Figure 4. Treatment with a tryptophan analog shows therapeutic efficacy for halting slowly progressive ADPKD and is associated with changes in the immune microenvironment.

Results obtained from Pkd1^RC/RC mice treated with (blue) or without (white) 1-MT. (A) H&E cross sections. Quantification of (B) %KW/BW and (C) cystic volume (cystic index multiplied by KW), cyst number, and cyst size (cystic index, fibrotic volume/index, and BUN can be found in Supplemental Figure 5). Pkd1^RC/RC mice treated with 1-MT show significantly reduced PKD severity compared with control (Cntrl.). (D) Quantification of significantly altered tryptophan catabolites assayed via mass spectrometry. 1-MT treatment significantly reduced levels of the immunosuppressive metabolite kynurenic acid. (E and F) Quantification of flow cytometry data of the 1-MT intervention experiment. 1-MT–treated animals have (E) reduced numbers in overall immune cells (CD45⁺), and resident macrophages (F4/80^hi, CD11b⁺), but not infiltrating macrophages (F4/80^lo, CD11b⁺), and (F) increased numbers of CD8⁺ T cells as percentage of all T cells (TCRβ⁺). (G) Expression of PD-L1 on macrophages (F4/80⁺) and numbers of Tregs (CD4⁺, FoxP3⁺) are reduced, both suggesting a less immunosuppressed cystic microenvironment. Scale bars: 500 μm. Treatment (1-MT): 4–7 weeks of age, n = 3 males (diamonds) and 3 females (circles)/group. Graphs in B–D show the mean ± SEM and the whiskers in the box-and-whisker plots in E–G box plot show 10th–90th percentiles. *P < 0.05, **P < 0.01, ***P < 0.001, ***P < 0.0001 by unpaired t test.

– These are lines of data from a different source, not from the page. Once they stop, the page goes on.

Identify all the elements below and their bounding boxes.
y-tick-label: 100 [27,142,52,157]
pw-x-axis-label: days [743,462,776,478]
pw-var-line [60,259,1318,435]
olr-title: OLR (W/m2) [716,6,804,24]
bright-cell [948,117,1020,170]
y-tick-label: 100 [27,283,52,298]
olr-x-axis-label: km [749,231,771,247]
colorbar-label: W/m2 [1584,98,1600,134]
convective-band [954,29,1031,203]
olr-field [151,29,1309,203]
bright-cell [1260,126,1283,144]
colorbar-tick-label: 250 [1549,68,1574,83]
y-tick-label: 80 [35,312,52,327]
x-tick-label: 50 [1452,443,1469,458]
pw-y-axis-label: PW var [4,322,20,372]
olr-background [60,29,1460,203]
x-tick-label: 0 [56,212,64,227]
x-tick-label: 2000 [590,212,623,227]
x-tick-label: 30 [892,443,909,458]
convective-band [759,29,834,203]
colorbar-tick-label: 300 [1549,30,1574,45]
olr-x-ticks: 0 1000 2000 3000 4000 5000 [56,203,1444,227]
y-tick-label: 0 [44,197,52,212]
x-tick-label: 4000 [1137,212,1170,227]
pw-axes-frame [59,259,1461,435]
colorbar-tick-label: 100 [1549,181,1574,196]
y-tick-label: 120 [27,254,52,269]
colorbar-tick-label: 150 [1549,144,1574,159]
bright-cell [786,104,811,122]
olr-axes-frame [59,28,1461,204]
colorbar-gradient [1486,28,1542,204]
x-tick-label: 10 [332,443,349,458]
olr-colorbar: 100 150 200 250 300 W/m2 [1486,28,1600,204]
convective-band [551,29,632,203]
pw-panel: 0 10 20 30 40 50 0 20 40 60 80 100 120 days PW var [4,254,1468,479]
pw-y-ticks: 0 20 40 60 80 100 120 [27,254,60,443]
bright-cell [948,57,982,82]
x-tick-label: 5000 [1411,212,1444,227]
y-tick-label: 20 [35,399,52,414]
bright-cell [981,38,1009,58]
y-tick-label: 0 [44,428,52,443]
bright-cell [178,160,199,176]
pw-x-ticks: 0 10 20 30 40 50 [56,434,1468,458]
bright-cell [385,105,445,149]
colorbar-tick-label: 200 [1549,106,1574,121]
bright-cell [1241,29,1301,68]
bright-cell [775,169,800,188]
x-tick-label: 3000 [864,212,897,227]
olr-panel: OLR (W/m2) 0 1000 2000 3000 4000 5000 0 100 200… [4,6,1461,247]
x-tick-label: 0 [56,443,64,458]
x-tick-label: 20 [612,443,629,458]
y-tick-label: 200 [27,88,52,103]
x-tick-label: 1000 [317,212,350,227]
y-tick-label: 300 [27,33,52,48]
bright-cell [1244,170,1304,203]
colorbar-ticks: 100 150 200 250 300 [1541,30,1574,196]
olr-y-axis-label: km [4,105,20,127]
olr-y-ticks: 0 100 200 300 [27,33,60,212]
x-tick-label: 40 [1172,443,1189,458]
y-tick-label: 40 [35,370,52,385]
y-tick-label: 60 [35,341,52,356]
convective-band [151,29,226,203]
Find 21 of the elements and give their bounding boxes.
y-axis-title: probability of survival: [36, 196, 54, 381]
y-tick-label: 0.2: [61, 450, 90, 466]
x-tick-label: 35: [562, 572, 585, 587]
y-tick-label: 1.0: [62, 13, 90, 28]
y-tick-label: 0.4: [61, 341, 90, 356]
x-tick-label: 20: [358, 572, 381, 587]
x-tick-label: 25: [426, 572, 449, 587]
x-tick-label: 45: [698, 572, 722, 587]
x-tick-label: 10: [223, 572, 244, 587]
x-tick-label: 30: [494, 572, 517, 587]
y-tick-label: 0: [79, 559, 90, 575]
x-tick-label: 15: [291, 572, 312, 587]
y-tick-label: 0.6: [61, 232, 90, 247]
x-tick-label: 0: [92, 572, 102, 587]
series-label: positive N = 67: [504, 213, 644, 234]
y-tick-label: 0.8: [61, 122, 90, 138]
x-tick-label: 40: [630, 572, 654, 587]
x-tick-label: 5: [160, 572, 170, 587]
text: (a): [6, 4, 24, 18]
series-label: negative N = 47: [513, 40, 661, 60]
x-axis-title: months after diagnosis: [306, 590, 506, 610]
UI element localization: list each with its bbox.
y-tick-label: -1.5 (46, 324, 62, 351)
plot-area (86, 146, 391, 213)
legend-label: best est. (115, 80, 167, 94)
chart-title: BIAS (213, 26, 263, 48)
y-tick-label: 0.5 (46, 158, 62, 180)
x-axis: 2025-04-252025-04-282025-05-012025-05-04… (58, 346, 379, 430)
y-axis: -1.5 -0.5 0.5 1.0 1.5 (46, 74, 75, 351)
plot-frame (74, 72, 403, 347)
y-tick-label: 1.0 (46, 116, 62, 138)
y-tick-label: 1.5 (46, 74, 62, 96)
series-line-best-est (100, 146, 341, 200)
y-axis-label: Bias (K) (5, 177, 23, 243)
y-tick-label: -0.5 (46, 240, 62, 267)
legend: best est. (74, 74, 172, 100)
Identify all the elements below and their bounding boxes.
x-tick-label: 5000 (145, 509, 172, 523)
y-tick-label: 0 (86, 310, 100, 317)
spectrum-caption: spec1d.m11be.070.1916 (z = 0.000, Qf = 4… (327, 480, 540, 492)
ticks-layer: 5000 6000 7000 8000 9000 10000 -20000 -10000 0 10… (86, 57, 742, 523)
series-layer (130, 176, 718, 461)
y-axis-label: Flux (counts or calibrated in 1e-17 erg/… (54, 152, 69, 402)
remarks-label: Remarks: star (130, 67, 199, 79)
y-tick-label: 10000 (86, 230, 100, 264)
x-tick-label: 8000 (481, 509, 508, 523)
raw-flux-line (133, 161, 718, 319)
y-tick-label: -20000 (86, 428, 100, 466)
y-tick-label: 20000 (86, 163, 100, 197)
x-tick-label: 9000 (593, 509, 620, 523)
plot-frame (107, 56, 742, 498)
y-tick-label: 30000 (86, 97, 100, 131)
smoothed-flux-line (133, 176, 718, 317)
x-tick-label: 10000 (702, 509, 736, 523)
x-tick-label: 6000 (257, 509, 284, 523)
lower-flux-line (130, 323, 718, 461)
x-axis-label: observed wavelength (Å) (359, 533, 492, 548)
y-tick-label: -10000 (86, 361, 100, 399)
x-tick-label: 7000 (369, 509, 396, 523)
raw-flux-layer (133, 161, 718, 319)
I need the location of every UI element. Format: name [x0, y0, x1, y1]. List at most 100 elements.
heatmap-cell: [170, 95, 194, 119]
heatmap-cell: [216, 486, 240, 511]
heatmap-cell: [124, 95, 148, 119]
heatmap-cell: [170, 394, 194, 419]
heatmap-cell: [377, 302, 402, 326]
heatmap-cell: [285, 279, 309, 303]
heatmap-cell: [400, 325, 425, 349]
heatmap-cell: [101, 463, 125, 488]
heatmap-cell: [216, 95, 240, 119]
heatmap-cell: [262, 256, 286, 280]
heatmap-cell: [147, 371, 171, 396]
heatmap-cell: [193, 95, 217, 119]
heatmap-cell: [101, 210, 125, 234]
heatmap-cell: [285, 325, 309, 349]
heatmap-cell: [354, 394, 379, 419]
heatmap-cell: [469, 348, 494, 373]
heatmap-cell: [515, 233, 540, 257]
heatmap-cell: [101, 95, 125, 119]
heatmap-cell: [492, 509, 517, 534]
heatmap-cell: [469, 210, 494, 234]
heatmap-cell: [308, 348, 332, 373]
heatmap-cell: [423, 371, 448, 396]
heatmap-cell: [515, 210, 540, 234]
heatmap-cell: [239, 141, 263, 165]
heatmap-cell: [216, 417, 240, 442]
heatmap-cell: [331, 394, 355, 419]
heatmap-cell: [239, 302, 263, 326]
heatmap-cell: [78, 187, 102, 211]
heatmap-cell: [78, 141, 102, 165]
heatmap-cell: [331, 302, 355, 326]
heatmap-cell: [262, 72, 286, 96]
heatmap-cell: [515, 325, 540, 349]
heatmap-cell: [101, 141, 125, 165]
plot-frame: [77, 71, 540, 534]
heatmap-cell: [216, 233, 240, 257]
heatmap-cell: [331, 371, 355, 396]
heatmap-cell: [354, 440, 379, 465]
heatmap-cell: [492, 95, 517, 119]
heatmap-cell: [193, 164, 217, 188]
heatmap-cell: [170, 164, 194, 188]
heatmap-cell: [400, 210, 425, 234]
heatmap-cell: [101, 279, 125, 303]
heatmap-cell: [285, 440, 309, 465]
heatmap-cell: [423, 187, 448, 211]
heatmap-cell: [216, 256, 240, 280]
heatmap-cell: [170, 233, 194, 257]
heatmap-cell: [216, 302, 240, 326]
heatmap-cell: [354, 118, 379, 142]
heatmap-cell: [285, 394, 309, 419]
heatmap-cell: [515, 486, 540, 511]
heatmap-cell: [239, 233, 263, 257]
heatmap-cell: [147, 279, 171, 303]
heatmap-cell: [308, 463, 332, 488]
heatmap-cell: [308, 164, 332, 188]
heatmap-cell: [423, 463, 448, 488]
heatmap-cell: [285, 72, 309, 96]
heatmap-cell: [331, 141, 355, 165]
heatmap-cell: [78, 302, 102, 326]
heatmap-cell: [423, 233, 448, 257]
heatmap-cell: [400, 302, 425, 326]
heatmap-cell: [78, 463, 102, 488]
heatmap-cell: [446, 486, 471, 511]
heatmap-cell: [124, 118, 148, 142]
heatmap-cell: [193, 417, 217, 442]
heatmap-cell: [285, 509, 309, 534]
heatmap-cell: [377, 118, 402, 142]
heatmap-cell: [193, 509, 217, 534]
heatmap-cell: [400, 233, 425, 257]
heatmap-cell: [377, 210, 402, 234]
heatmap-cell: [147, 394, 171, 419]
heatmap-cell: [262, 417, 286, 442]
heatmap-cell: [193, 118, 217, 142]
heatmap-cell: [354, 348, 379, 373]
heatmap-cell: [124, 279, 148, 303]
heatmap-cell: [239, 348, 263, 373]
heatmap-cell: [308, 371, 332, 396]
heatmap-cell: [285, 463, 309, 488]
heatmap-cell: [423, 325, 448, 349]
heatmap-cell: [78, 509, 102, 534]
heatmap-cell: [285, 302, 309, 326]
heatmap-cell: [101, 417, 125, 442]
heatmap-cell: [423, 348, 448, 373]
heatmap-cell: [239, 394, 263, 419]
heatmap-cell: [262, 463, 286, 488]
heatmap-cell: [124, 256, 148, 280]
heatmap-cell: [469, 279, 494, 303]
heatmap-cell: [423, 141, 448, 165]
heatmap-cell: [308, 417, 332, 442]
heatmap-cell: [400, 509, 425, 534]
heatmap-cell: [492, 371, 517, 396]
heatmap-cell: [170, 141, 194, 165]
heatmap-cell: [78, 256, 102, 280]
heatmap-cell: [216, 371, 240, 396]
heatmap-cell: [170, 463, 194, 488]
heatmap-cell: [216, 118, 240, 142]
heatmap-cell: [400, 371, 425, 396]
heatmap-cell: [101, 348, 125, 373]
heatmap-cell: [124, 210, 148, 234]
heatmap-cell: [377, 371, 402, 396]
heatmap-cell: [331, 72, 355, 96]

Figure 5. 1-MT treatment slows PKD progression in a rapidly progressive, inducible PKD2 model.

Results obtained from Pax8^rtTA;TetO-cre;Pkd2^fl/fl mice treated with (purple) or without (white) 1-MT. (A) H&E cross sections. Quantification of (B) %KW/BW, (C) cystic volume (cystic index multiplied by KW), cyst size, and cyst number, and (D) fibrotic volume (cystic index, fibrotic index, and BUN can be found in Supplemental Figure 6). Pax8^rtTA;TetO-cre;Pkd2^fl/fl mice treated with 1-MT show significantly reduced PKD severity compared with control (Cntrl.). (E) Quantification of significantly altered tryptophan catabolites assayed via mass spectrometry. 1-MT treatment results in a trend toward reduced levels of the immunosuppressive metabolite kynurenic acid. Scale bars: 1 mm. Treatment (1-MT): P12–P21, n = 5–6 males (diamonds) and 4–5 females (circles). Control: n = 3–5 males (diamonds) and 4 females (circles). Data are presented as mean ± SEM. *P < 0.05, **P < 0.01 by unpaired t test. Comparisons with nonsignificant statistics are not shown.